Les autorités allemandes ont réagi en réprimant les manifestations de solidarité avec les Palestiniens, y compris les plus de 14 000 personnes tuées par les frappes aériennes israéliennes, selon le ministère de la Santé de Gaza, dirigé par le Hamas. Des villes comme Hambourg ont bloqué les rassemblements pro-palestiniens, tandis que le sénateur de l’Éducation de Berlin a autorisé les écoles à interdire le keffieh et l’expression « Palestine libre ».
Josef Schuster, président du Conseil central des Juifs d’Allemagne, a qualifié ces interdictions de mesure « justifiée » contre les menaces « anti-israéliennes, agressives et antisémites ». Mais certains opposants à la répression sont juifs. Un groupe de plus de 100 écrivains, universitaires et artistes juifs de Berlin a dénoncé ces mesures dans une lettre ouverte disant : « S’il s’agit d’une tentative d’expier l’histoire allemande, cela a pour effet de risquer de la répéter. »

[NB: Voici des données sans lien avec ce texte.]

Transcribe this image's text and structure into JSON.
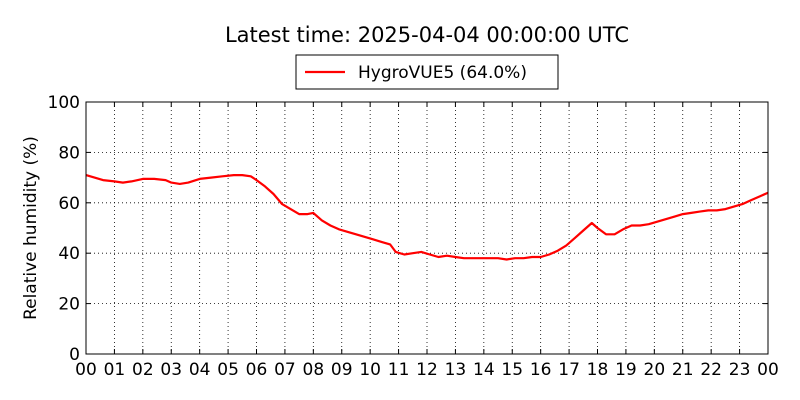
{
  "chart_data": {
    "type": "line",
    "title": "Latest time: 2025-04-04 00:00:00 UTC",
    "xlabel": "",
    "ylabel": "Relative humidity (%)",
    "ylim": [
      0,
      100
    ],
    "yticks": [
      0,
      20,
      40,
      60,
      80,
      100
    ],
    "xlim": [
      0,
      24
    ],
    "xticks": [
      "00",
      "01",
      "02",
      "03",
      "04",
      "05",
      "06",
      "07",
      "08",
      "09",
      "10",
      "11",
      "12",
      "13",
      "14",
      "15",
      "16",
      "17",
      "18",
      "19",
      "20",
      "21",
      "22",
      "23",
      "00"
    ],
    "grid": true,
    "legend_position": "top-center",
    "series": [
      {
        "name": "HygroVUE5 (64.0%)",
        "color": "#ff0000",
        "x": [
          0,
          0.3,
          0.6,
          1.0,
          1.3,
          1.6,
          2.0,
          2.4,
          2.8,
          3.0,
          3.3,
          3.6,
          4.0,
          4.4,
          4.8,
          5.2,
          5.5,
          5.8,
          6.0,
          6.3,
          6.6,
          6.9,
          7.2,
          7.5,
          7.8,
          8.0,
          8.3,
          8.6,
          8.9,
          9.2,
          9.5,
          9.8,
          10.1,
          10.4,
          10.7,
          10.9,
          11.2,
          11.5,
          11.8,
          12.1,
          12.4,
          12.7,
          13.0,
          13.3,
          13.6,
          13.9,
          14.2,
          14.5,
          14.8,
          15.1,
          15.4,
          15.7,
          16.0,
          16.3,
          16.6,
          16.9,
          17.2,
          17.5,
          17.8,
          18.0,
          18.3,
          18.6,
          18.9,
          19.2,
          19.5,
          19.8,
          20.1,
          20.4,
          20.7,
          21.0,
          21.3,
          21.6,
          21.9,
          22.2,
          22.5,
          22.8,
          23.1,
          23.4,
          23.7,
          24.0
        ],
        "values": [
          71,
          70,
          69,
          68.5,
          68,
          68.5,
          69.5,
          69.5,
          69,
          68,
          67.5,
          68,
          69.5,
          70,
          70.5,
          71,
          71,
          70.5,
          69,
          66.5,
          63.5,
          59.5,
          57.5,
          55.5,
          55.5,
          56,
          53,
          51,
          49.5,
          48.5,
          47.5,
          46.5,
          45.5,
          44.5,
          43.5,
          40.5,
          39.5,
          40,
          40.5,
          39.5,
          38.5,
          39,
          38.5,
          38,
          38,
          38,
          38,
          38,
          37.5,
          38,
          38,
          38.5,
          38.5,
          39.5,
          41,
          43,
          46,
          49,
          52,
          50,
          47.5,
          47.5,
          49.5,
          51,
          51,
          51.5,
          52.5,
          53.5,
          54.5,
          55.5,
          56,
          56.5,
          57,
          57,
          57.5,
          58.5,
          59.5,
          61,
          62.5,
          64
        ]
      }
    ]
  }
}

Lors d’une réunion avec le président allemand Frank-Walter Steinmeier le 8 novembre, Ben David et Dabit ont présenté le menu de Kanaan comme un exemple pour la société allemande – un idéal dans lequel tous les gens peuvent être entendus sans s’éloigner les uns des autres.
« Nous prenons le Kartoffelpuffer allemand [potato pancakes] avec de la salade israélienne et du houmous palestinien, et nous créons ce plat appelé Hummus Kartoffelpuffer », a déclaré Ben David. « C’est une combinaison unique de saveurs et de goûts, et chacun donne quelque chose dans l’assiette – c’est ainsi que doit être la société allemande. »
Le duo est souvent en désaccord sur la nourriture, les affaires et la politique. Ben David décrit ses opinions politiques comme étant plus à droite que celles de Dabit ; par exemple, il croit en un accord de paix qui permettrait aux colons juifs de rester dans les colonies d’Hébron et d’Ariel. Mais il n’y a rien dont ils ne parleront pas.
« Au fil du temps, nous sommes d’accord, et parfois nous acceptons de ne pas être d’accord », a déclaré Dabit. « Mais la vie est plus importante, et il vaut mieux fabriquer des choses que les casser, et construire des choses rend les choses plus difficiles à détruire. Donc nous construisons quelque chose, et nous ne voulons pas le détruire parce que nous ne sommes pas d’accord sur ceci ou cela – l’idée et la vision, c’est plus important.